The scientists' letter points out that forests provide many essential benefits, including mitigating global climate change by sequestering and storing carbon. According to Dominick DellaSala, Chief Scientist of the Ashland, Oregon-based Geos Institute and author of the letter, “Public forests cleanse the air we breathe, regulate our climate, provide us with clean drinking water, and provide essential habitat for wild salmon. Cutting them down to solve the counties' fiscal crisis will bankrupt both the forests and counties in the long run.”
“We thank the Obama administration for issuing a veto threat against H.R. 1526 and for raising specific concerns with the logging bill sponsored by Representative DeFazio related to the revered lands designated as ‘O & C' lands decades ago,” said Steve Holmer, Senior Policy Advisor with American Bird Conservancy. “We also appreciate Senator Wyden's leadership in the renewal of the Secure Rural Schools Act, which will help support rural communities. We urge that its passage be one of Congress' top legislative priorities.”
The administration's statement asserted that the DeFazio bill would “… undermine appropriate management and stewardship of [O & C] lands, which belong to all Americans, would compromise habitat for threatened and endangered species, and would create legal uncertainty over management of these lands as well as increase litigation risk.”

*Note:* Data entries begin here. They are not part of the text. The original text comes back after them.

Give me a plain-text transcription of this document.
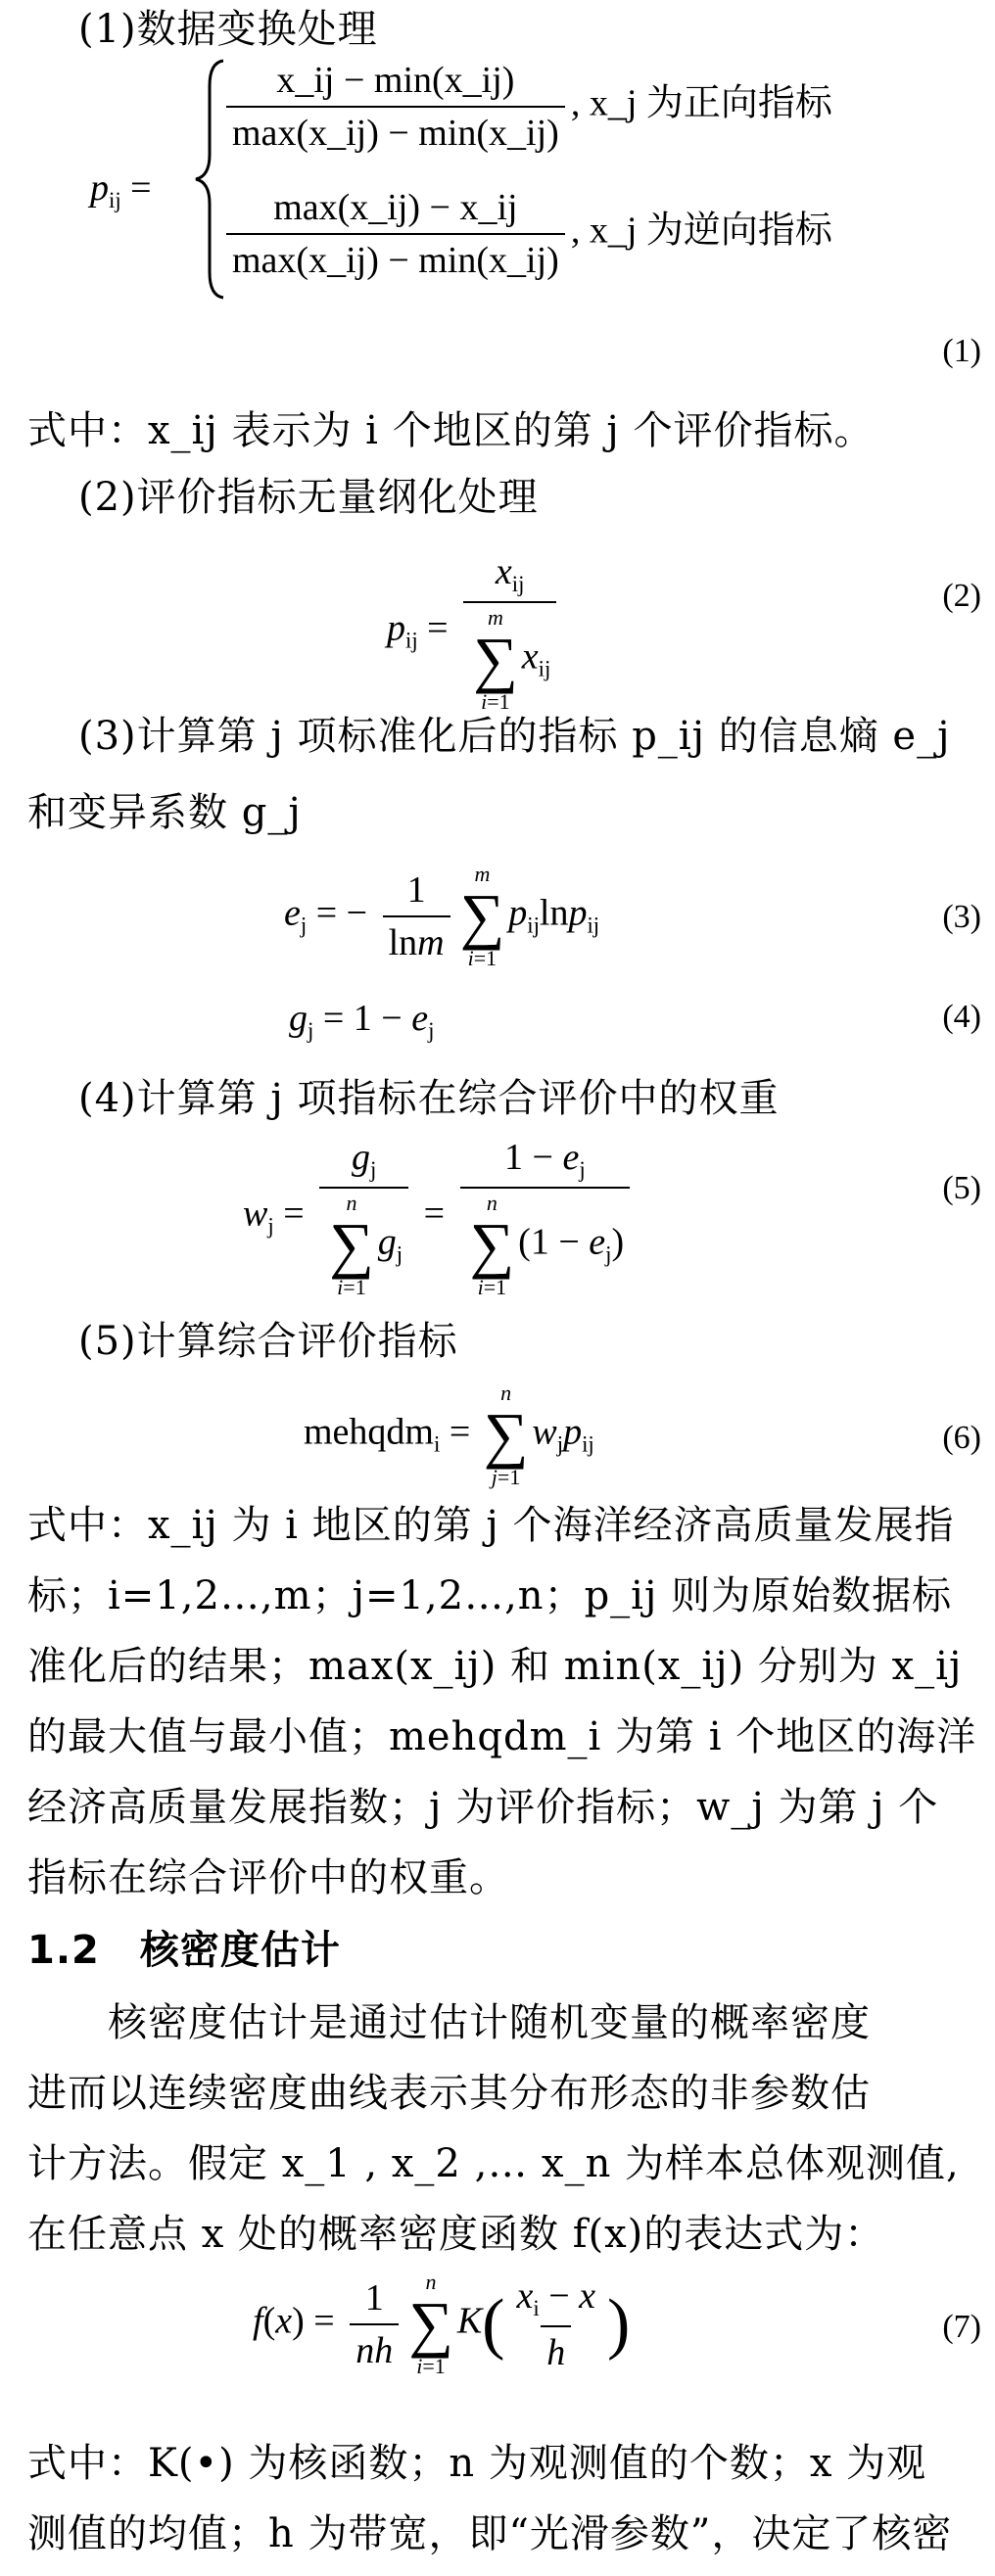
(1)数据变换处理
$p_{ij}$ =
$\frac{x\_ij - \min(x\_ij)}{\max(x\_ij) - \min(x\_ij)}$ , x_j 为正向指标
$\frac{\max(x\_ij) - x\_ij}{\max(x\_ij) - \min(x\_ij)}$ , x_j 为逆向指标
(1)
式中：x_ij 表示为 i 个地区的第 j 个评价指标。
(2)评价指标无量纲化处理
$p_{ij} = x_{ij}$
m
∑
i=1
$x_{ij}$	(2)
(3)计算第 j 项标准化后的指标 p_ij 的信息熵 e_j
和变异系数 g_j
$e_j$ = − $\frac{1}{\ln m}$ m
∑
i=1
$p_{ij}\ln p_{ij}$	(3)
$g_j = 1 - e_j$	(4)
(4)计算第 j 项指标在综合评价中的权重
$w_j = g_j$
n
∑
i=1
$g_j = 1 - e_j$
n
∑
i=1
$(1 - e_j)$	(5)
(5)计算综合评价指标
mehqdm$_i$ =
n
∑
j=1
$w_jp_{ij}$	(6)
式中：x_ij 为 i 地区的第 j 个海洋经济高质量发展指
标；i=1,2…,m；j=1,2…,n；p_ij 则为原始数据标
准化后的结果；max(x_ij) 和 min(x_ij) 分别为 x_ij
的最大值与最小值；mehqdm_i 为第 i 个地区的海洋
经济高质量发展指数；j 为评价指标；w_j 为第 j 个
指标在综合评价中的权重。
1.2　核密度估计
核密度估计是通过估计随机变量的概率密度
进而以连续密度曲线表示其分布形态的非参数估
计方法。假定 x_1 , x_2 ,… x_n 为样本总体观测值,
在任意点 x 处的概率密度函数 f(x)的表达式为：
$f(x) = \frac{1}{nh}$ n
∑
i=1
$K( \frac{x_i - x}{h}$ )	(7)
式中：K(•) 为核函数；n 为观测值的个数；x 为观
测值的均值；h 为带宽，即“光滑参数”，决定了核密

The Northwest Forest Plan is the only forest management plan that meets all federal legal requirements and received judicial approval. “Significant deviation from the Northwest Forest Plan will likely violate federal law, trigger intense social conflict, and disrupt the flow of timber that our federal forest lands are currently producing,” said Holmer.
According to Holmer, what's at risk are more than 1.5 million acres of Bureau of Land Management (BLM) lands in western Oregon that would be managed as a “timber trust” to maximize logging. These at-risk forests store the equivalent of 38 times Oregon's greenhouse gas pollutants and provide drinking water to over 1.5 million Oregonians, based on a new report published by the Geos Institute [Editor's note: report no longer online]. Oregon's unique older forests, in particular, represent an opportunity to implement President Obama's Climate Action Plan that calls for stepped-up forest protections as part of climate change actions on federal lands.
In western Oregon, BLM administers 2.6 million acres of public lands, approximately 2.1 million acres of which encompass the most at-risk lands, known as the O & C and Coos Bay Wagon Road holdings. These particular lands were part of federal land grants in the 1800s that were reconveyed to the federal government in 1916. They are managed under several federal statutes and BLM resource management plans linked to the Northwest Forest Plan. The O & C Lands Act of 1937 directs management of these lands for timber production and equally for watershed, local economic stability, and recreational purposes.